The Jungle Fever director Thursday apologized and reached a settlement with Elaine and David McClain, the elderly Sanford, Florida couple fled their home after the director re-tweeted their address under the false pretense it belonged to George Zimmerman, the neighborhood watch volunteer who fatally shot 17-year-old Trayvon Martin last month.
“At this point in time, we have come to an agreement with Spike Lee and his attorneys, and at this point, the matter is fully resolved,” Matt Morgan, the lawyer for the McClains, said in a statement on behalf on the family. “Spike has agreed to compensate the McClains for their loss and for the disruption into their lives. He’s taken full responsibility.”
Lee tweeted Wednesday: “I Deeply Apologize To The McClain Family For Retweeting Their Address.
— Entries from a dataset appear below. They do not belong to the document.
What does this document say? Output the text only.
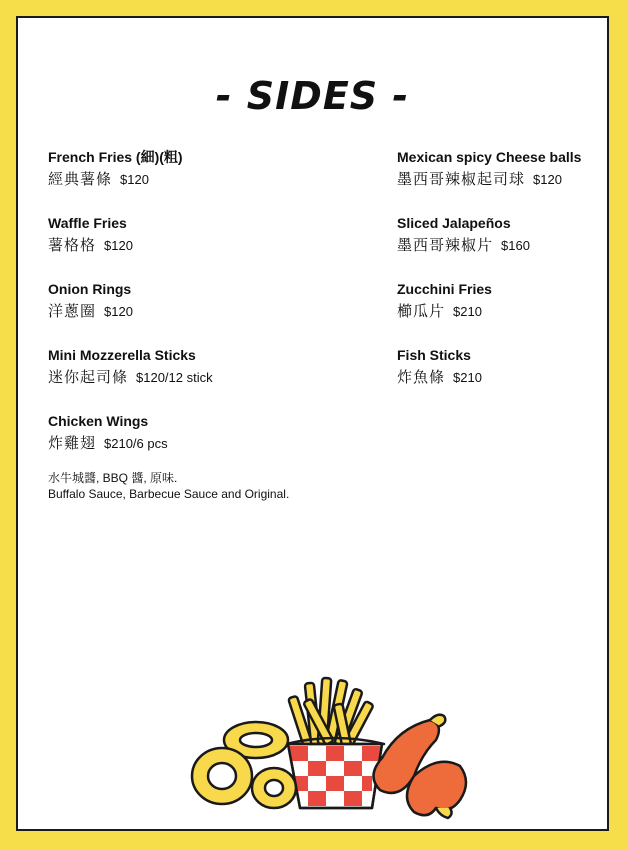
- SIDES -
French Fries (細)(粗)
經典薯條 $120
Waffle Fries
薯格格 $120
Onion Rings
洋蔥圈 $120
Mini Mozzerella Sticks
迷你起司條 $120/12 stick
Chicken Wings
炸雞翅 $210/6 pcs
Mexican spicy Cheese balls
墨西哥辣椒起司球 $120
Sliced Jalapeños
墨西哥辣椒片 $160
Zucchini Fries
櫛瓜片 $210
Fish Sticks
炸魚條 $210
水牛城醬, BBQ 醬, 原味.
Buffalo Sauce, Barbecue Sauce and Original.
It Was A Mistake. Please Leave The McClain’s In Peace.”
The tweet induced a flood of negative feedback -- including hate mail, unwanted media inquiries and concern from neighbors -- aimed at the septuagenarian couple, the Orlando Sentinel reported, causing them to temporarily relocate to a local hotel.
Elaine told the AP the X director “was really kind” in their chat.
“When he called us, you could just tell he really felt bad about it,” she said. “And it was just a slip, and I just know that he really, really has been concerned.”
Morgan told the LA Times, “The McClains were very moved by Mr. Lee's apology. They would like the Lee family to be left in peace.”
Elaine, 70, and David, 72, have no ties to George Zimmerman, though the Elaine’s son is named William George Zimmerman, and had records at that address when he lived with her back in 1995.